By the time the ball comes down in Times Square on New Year’s Eve, a big change will have taken place at General Motors. The taxpayers will no longer own a single share of what was, for many years, the largest private corporation in the world.
That will mark the end of the most successful government “bailout” program in the history of the nation, if not the world.
There are many myths about the auto bailout, one of which — repeated almost daily in various newspapers — is that taxpayers will have “lost” a net $10 billion when the stock sale is complete.
That’s technically true — but in the same way as it is true that you “lose” money when you replace your tires or change your oil, so your car won’t suffer a blowout or engine failure that would destroy the vehicle and might kill you in the process.
The U.S. Treasury did, indeed, give General Motors $49.5 billion to keep the automaker afloat before it could prepare for what was later referred to as a “cushioned” or “soft” bankruptcy.
Stock prices fluctuate, but it looks as if the taxpayers may get no more than $39 billion of that back, when all is said and done.
But that remaining $10 billion may be one of the best and most sound investments in the history of the U.S. Treasury.
Make no mistake about it: If Washington had not pumped billions of dollars into both General Motors and Chrysler in the crisis year of 2009, those companies would no longer exist.
But that would be the least of our problems.
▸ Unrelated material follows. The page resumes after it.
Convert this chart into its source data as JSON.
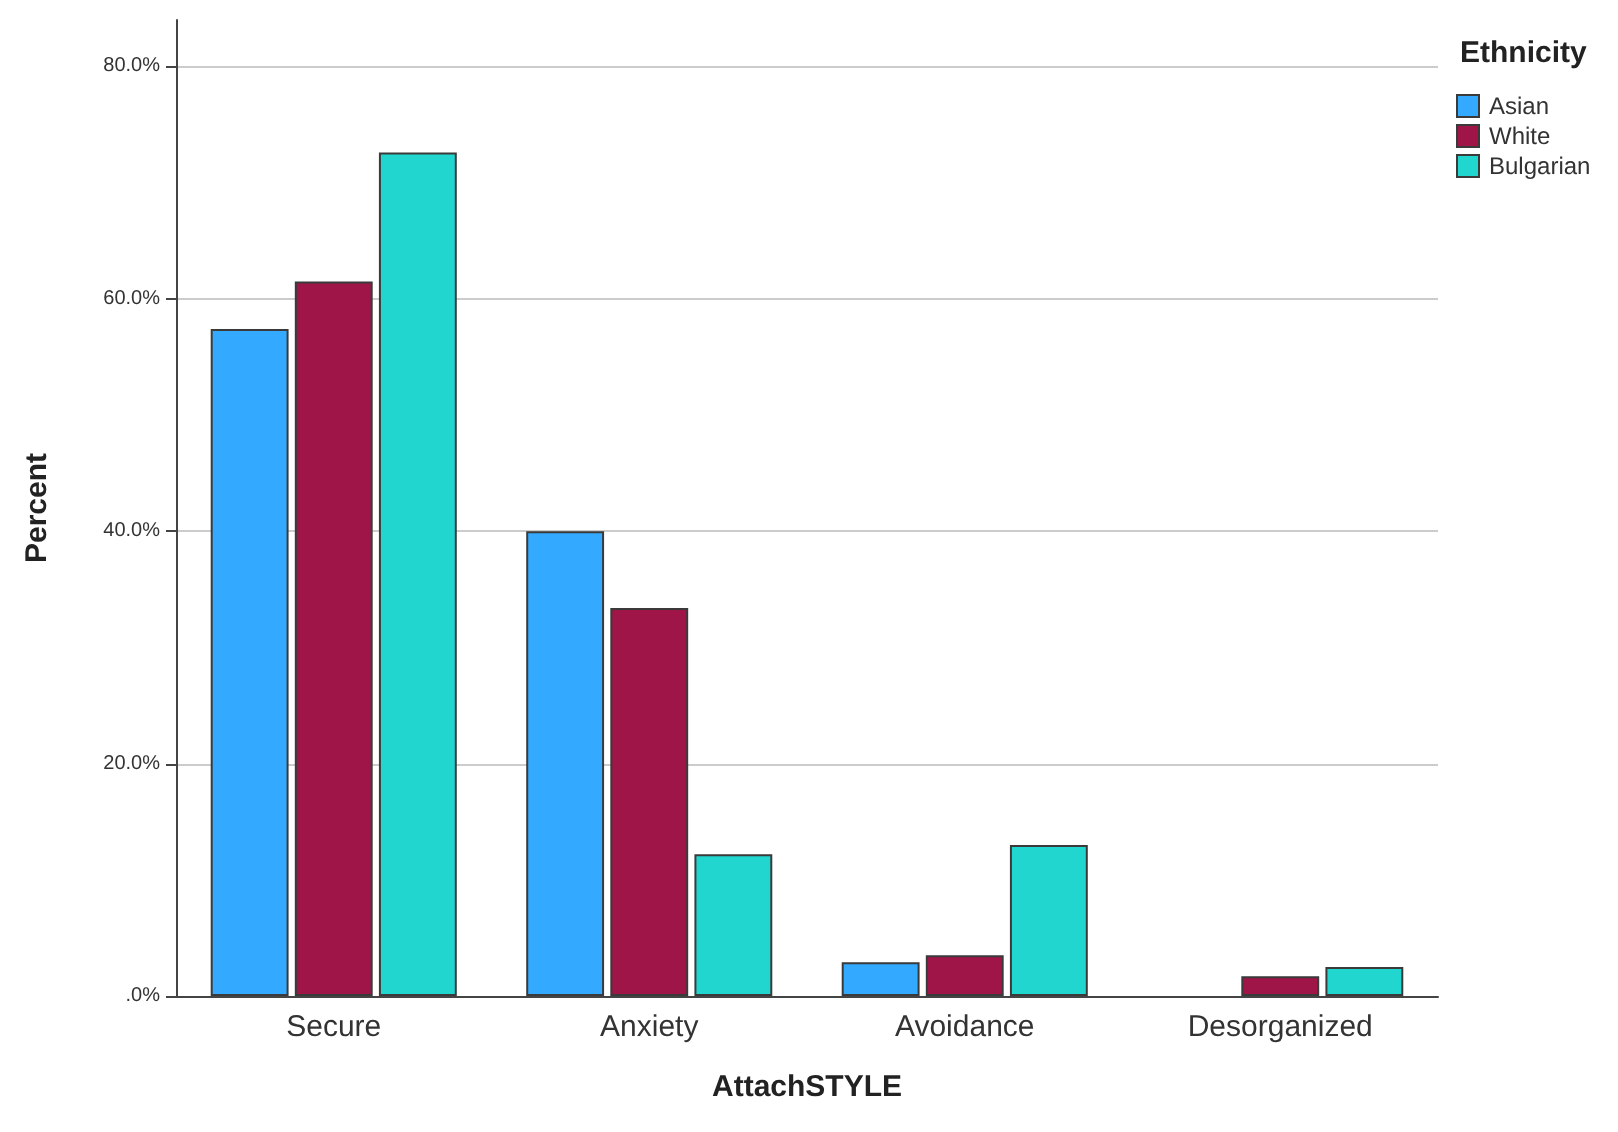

We might very well, for one thing, be in the equivalent of a Great Depression. Economists at CAR, the Center for Automotive Research, a nonprofit think tank in Ann Arbor, have intensely studied the bailout.
They concluded that without the bailout, 1.1 million jobs would have been lost in 2009 alone. Another 314,000 jobs would have been lost the next year, and more after that, as the grim ripple effect of the collapse of the industry spread throughout the economy.
The Center for Automotive Research’s Kristen Dziczek estimates that this “worst case” scenario would have cost the government twice as much — $21.6 billion — in 2009 alone.
That would be as a result of fewer taxes being paid, emergency relief programs, and other expenses, none of them good. The loss or personal income would have totaled $400 billion by the end of 2011.
There is even some question as to whether a dying Chrysler and GM would have taken Ford Motor Co. with them. Though Ford was the one automaker not to declare bankruptcy, it uses common parts and material suppliers that might not have survived the end of the other two automakers. Their bankruptcy might have had a domino effect leading to an industry death spiral.
Make no mistake about it. Nobody but the federal government could have saved the automakers at that point. The nation‘s banks were in crisis; Lehman Brothers had gone bankrupt; other firms were tottering There was no private capital available.
Two years ago, Huffington Post automotive analyst David Kiley said flatly “bankruptcy (without the bailout) would have been a prolonged liquidation of GM and Chrysler assets to try and pay off bondholders and other debtors. Brands, plants, machinery, real estate would have been sold off for nickels on the dollar.”
That didn’t happen. Today, General Motors is leaner and meaner, but still has 85,500 employees in the United States.
Chrysler is now part of the Italian automaker Fiat. But both once-bankrupt companies are healthy and making money again.
General Motors had a $2.2 billion profit in North America in this year’s third quarter alone — though one-time losses reduced the company’s overall picture. Chrysler made nearly half a billion dollars.
So to say the taxpayers “lost” $10 billion by making an investment that saved the nation probably many times that is, essentially, a myth. Incidentally, the U.S. Treasury “lost” another $1.7 billion saving the Chrysler Corp. from going out of business.
That makes a total of a little less than $12 billion. How much is that? A little less than one-tenth it cost the United States to fight the war in Iraq in 2009, the year of the automotive bailout.
Today, it seems clear which was the better investment.
Incidentally, there is another myth about the auto bailout: That, like it or hate it, that the man responsible was President Obama.
That’s not quite true. The Obama administration guided both companies through bankruptcy, pushed Chrysler into the arms of Fiat, and forced the firing of former GM Chair Rick Wagoner.
President Obama also dispensed most of the bailout funds. But he wasn’t the man who made the decision to start the bailout itself.
That was President George W. Bush, who, despite intense congressional opposition, authorized the first $17.4 billion to the automakers before he left office. In the end, he rose above ideology.
And for that, he deserves a fair amount of praise.